Andere Länder wie die USA oder Großbritannien haben es geschafft, ihre Spitzenhochschulen so stark in den Mittelpunkt der Wahrnehmung zu stellen, dass alle nur von Harvard, Yale, Princeton, Oxford und Cambridge sprechen – und niemand mehr von der Masse der Universitäten.

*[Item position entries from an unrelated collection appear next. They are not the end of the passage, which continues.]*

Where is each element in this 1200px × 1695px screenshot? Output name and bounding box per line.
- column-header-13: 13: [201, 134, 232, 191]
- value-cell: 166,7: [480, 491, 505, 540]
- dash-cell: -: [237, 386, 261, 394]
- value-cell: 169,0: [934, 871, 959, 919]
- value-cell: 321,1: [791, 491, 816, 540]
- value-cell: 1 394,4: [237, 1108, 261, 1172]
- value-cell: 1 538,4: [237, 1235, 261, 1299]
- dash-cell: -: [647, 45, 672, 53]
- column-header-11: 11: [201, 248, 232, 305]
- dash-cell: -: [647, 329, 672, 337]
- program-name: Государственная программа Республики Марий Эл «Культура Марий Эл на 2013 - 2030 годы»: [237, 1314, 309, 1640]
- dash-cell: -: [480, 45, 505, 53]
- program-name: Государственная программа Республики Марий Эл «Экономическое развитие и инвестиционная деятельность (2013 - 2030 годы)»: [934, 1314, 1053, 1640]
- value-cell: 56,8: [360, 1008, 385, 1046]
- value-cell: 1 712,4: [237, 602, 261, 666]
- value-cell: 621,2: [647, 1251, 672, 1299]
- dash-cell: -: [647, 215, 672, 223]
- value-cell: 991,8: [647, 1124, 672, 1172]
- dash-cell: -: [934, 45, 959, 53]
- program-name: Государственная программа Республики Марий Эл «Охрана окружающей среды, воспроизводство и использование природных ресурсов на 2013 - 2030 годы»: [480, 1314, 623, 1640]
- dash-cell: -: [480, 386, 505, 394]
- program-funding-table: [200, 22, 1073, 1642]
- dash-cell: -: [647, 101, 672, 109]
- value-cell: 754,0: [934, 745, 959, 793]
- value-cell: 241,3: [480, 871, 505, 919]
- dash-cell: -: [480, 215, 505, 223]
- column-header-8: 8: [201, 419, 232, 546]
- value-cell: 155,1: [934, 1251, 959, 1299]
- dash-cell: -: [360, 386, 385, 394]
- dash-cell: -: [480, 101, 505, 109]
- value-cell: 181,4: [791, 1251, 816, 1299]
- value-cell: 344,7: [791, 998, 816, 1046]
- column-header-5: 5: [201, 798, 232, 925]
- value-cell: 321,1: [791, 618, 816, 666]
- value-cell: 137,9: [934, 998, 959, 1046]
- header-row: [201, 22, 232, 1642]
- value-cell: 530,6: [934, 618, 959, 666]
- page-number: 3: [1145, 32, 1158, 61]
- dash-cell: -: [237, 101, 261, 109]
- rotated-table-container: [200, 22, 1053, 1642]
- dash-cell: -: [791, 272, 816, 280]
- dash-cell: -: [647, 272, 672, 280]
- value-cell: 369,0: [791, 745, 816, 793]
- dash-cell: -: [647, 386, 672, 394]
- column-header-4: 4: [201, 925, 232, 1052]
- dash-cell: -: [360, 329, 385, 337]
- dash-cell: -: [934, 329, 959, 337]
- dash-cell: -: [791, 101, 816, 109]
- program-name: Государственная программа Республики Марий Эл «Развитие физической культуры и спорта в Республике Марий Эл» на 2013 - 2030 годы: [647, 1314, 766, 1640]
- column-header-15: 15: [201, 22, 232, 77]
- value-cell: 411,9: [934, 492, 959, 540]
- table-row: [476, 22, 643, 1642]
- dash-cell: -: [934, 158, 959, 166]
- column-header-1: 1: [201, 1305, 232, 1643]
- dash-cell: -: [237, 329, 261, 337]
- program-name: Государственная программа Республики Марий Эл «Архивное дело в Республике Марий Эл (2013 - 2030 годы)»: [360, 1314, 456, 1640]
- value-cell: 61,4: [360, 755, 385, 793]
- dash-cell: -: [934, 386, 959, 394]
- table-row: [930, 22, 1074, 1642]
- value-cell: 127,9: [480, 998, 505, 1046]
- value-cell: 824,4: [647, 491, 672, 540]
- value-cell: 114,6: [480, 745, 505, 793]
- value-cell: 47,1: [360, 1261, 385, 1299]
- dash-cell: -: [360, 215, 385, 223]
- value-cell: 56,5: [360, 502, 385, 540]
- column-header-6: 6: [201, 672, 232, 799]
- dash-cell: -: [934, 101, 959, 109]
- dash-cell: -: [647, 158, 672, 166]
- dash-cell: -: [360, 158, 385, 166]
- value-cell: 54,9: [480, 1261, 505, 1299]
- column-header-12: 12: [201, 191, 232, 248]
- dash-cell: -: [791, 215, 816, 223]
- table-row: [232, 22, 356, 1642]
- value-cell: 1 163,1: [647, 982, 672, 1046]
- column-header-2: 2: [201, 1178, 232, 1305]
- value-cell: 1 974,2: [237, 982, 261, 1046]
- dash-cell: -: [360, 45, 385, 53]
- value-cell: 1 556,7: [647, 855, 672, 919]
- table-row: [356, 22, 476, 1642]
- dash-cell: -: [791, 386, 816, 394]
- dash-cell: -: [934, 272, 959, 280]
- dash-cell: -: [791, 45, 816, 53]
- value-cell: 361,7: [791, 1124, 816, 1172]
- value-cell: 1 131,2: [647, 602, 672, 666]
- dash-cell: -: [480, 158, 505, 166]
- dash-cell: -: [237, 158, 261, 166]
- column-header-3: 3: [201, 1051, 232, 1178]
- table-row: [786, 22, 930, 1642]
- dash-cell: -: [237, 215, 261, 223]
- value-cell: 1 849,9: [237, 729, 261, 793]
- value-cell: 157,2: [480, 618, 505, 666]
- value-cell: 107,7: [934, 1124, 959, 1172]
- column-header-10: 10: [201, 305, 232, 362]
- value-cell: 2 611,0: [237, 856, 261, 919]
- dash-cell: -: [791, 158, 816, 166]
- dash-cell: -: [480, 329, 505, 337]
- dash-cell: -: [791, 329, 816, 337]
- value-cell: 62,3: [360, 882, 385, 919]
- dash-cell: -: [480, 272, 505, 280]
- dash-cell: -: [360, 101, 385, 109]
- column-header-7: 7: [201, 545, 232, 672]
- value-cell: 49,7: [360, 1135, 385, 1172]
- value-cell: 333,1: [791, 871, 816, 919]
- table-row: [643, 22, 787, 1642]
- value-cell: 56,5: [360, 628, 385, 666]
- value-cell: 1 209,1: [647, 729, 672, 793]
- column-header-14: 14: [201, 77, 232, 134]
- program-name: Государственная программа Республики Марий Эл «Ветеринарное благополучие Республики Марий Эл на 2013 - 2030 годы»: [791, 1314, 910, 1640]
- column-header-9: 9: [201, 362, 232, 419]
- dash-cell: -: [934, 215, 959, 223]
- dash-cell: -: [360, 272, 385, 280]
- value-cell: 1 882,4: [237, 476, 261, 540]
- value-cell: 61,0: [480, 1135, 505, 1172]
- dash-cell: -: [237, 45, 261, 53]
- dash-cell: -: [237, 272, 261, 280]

Man spürt bei diesen Zeilen fast schon die Verachtung für die geschwätzige „Masse“ und den demokratischen Gleichhheitsgedanken. Ein derart von dem ökonomischen Elitegedanken durchdrungenes Bewusstsein lässt natürlich auch keinen Raum für die Frage nach ‚demokratischer‘ Bildung und gleichen Bildungschancen. Letzendlich zählt nur das Primat des Ökonomischen, was sich in den von Friedmann verwendeten Begriffen wie „Hochleistungsunis“, „globaber Wettbewerb“, „Hochschulmarken“ deutlich dokumentiert und was er auch selbst bejahend erkennt:

Bildung ist längst ein weltweiter Markt geworden, alleine die US-Hochschulen setzen pro Jahr Milliardenbeträge um. Deutschland hat gute Chancen im globalen Bildungswettbewerb – wenn es bereit ist, ihn anzunehmen.

Wiederum Glaubenssätze, wie sie auch die Bertelsmänner nicht vorbildlicher hätten hervorbringen können. Eine Konzeption der Universität als betriebwirtschaftliches Unternehmen also, das Umsätze zu erwirtschaften hat, dessen Funktionsweise durch das alles dominierende Prinzip des Wettbewerbs und der Konkurrenz bestimmt ist. Die Universität als Stätte des Denkens und des Konsenses existiert in einem derartigen Denksystem nicht einmal im Ansatz.

Man kann sich sicher sein, dass diese Umgestaltung der Institution Universität in eine Corporation (eine Beobachtung, die sich mühelos auf all die Transformationen in anderen Gesellschaftsbereichen übertragen lässt) Schritt für Schritt weitergehen wird und dass die „Propheten des neuen neoliberalen Evangeliums“ (Pierre Bourdieu), zu denen offenkundig auch Herr Friedmann und der Spiegel gehören, die dafür notwendigen Denkkategorien liefern und medial einhämmern werden.
Deshalb reicht es nicht aus, einfach nur bestimmte Themen und Inhalte zu kritisieren, wodurch man sich ungewollt den Prämissen dieser ‚fabrizierten‘ Denkkategorien unterwirft (wie z. B. die Akzeptanz der Anpassung an die angeblich durch die „Globalisierung“ erzwungenen Notwendigkeiten). Ein echter und wirkungsvoller Widerstand gegen diese „Wirklichkeit“ schaffenden Denkmuster, kann nur dadurch erreicht werden, dass man deren symbolische Gewalt zerstört, indem man die an Interessen gebundenen ideologischen Strukturen aufdeckt, die ihnen innewohnen.